كل من حرم نكاحها على التأبيد بسبب
مباح لحرمتها
“Setiap wanita yang haram untuk
dinikahi selamanya, disebab sesuatu yang mubah, karena statusnya yang haram”.
(Syarah Shahih Muslim, An-Nawawi, 9:105)
Menurut Imam
Ibnu Qudamah rahimahullah, “Mahram adalah semua orang yang haram untuk dinikahi
selama-lamanya karena seba nasab, persusuan dan pernikahan.” [Al-Mughni 6/555].
Menurut Imam
Ibnu Atsir rahimahullah, ” Mahram adalah orang-orang yang haram untuk dinikahi
selama-lamanya seperti bapak, anak, saudara, paman, dan lain-lain”. [An-
Nihayah 1/373]
Menurtut
Syaikh Sholeh Al-Fauzan, “Mahrom wanita adalah suaminya dan semua orang yang
haram dinikahi selama-lamanya karena sebab nasab seperti bapak, anak, dan
saudaranya, atau dari sebab-sebab mubah yang lain seperti saudara
sepersusuannya, ayah atau pun anak tirinya”. [Tanbihat 'ala Ahkam Takhtashu bil
mu'minat hal ; 67).
B. Wanita-Wanita yang Haram Dinikahi
Secara garis besar larangan-larangan perkawinan dalam Syara’ itu dibagi dua,
yaitu; Keharaman yang bersifat Abadi (Tahrim Mu’abbad), dan keharaman yang
bersifat sementara (Tahrim Mu’aqqat).
Keharaman
yang bersifat Abadi ada yang disepakati dan ada juga yang masih diperselisikan.

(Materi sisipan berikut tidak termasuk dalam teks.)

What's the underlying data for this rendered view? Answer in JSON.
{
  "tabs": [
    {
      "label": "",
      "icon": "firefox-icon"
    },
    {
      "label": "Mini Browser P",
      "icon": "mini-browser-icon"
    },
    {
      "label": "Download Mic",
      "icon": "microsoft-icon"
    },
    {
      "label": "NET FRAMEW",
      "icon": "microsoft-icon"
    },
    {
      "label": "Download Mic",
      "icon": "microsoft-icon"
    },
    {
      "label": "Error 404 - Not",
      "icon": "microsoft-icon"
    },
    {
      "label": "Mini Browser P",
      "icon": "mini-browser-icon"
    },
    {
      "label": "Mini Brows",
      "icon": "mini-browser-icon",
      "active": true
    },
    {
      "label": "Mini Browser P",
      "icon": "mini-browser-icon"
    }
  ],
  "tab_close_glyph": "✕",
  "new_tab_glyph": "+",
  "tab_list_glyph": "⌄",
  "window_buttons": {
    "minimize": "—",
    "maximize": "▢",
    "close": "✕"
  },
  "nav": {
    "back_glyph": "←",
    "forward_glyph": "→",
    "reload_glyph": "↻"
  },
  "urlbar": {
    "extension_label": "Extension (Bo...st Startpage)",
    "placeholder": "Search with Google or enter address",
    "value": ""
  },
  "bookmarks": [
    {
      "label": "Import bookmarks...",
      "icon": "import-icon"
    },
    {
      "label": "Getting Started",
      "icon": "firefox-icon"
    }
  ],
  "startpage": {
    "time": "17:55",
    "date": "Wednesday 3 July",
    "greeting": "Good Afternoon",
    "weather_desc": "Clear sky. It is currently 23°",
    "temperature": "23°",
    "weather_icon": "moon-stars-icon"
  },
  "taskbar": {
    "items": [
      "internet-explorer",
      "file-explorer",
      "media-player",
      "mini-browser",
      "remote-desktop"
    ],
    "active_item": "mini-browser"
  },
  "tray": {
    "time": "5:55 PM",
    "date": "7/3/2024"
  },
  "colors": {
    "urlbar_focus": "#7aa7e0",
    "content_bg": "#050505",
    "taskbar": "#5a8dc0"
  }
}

Yang disepakati ada tiga yaitu: hubungan keturunan atau nasab, hubungan
kekeluargaan karena tali pernikahan atau besanan, dan hubungan persusuan.
Sedangkan yang diperselisikan ialah zina dan li’an. Imam Syafi’I dan Imam Malik
bependapat bahwa zina dengan seorang wanita tidak menyebabkan haramnya menikahi
ibu wanita tersebut atau anak wanitanya. Sedangkan menurut Abu Hanifah, Tsauri,
dan Auza’I berpendapat bahwa zina menyebabka keharaman.[2]
Keharaman
yag bersifat Sementara/temporal yaitu: karena bilangan, mengumpulkan, kafir,
ihram, sakit, iddah, perceraian tiga kali bagi suami yang menceraikan, dan
halangan peristrian.[3]
Adapun wanita-wanita yang haram dinikahi oleh seorang laki-laki adalah sebagai
berikut:
1. Tahrim Mu’abbad (Keharaman yang
Bersifat Abadi)
Ø Larangan Menikah karena
Pertalian Nasab
Fuqaha sependapat bahwa wanita yag diharamkan untuk dinikahi dari dari segi
nasab ada tujuh yang kesemuanya tersebut dalam Al-Qur’an, yaitu:
Artinya:
Diharamkan atas kamu (mengawini) ibu-ibumu; anak-anakmu yang perempuan
saudara-saudaramu yang perempuan, Saudara-saudara bapakmu yang perempuan;
Saudara-saudara ibumu yang perempuan; anak-anak perempuan dari
saudara-saudaramu yang laki-laki; anak-anak perempuan dari saudara-saudaramu
yang perempuan…..
Berdasarkan ayat diatas wanita yang haram dinikahi karena nasab adalah:
- Ibu dan garis keturunannya keatas
- Anak dan urutannya kebawah, seperti cucu perempuan. Adapun anak wanita dari hasil berzina, menurut pendapat yang shahih boleh dinikahi ayahnya, namun hukumnya makruh.[4]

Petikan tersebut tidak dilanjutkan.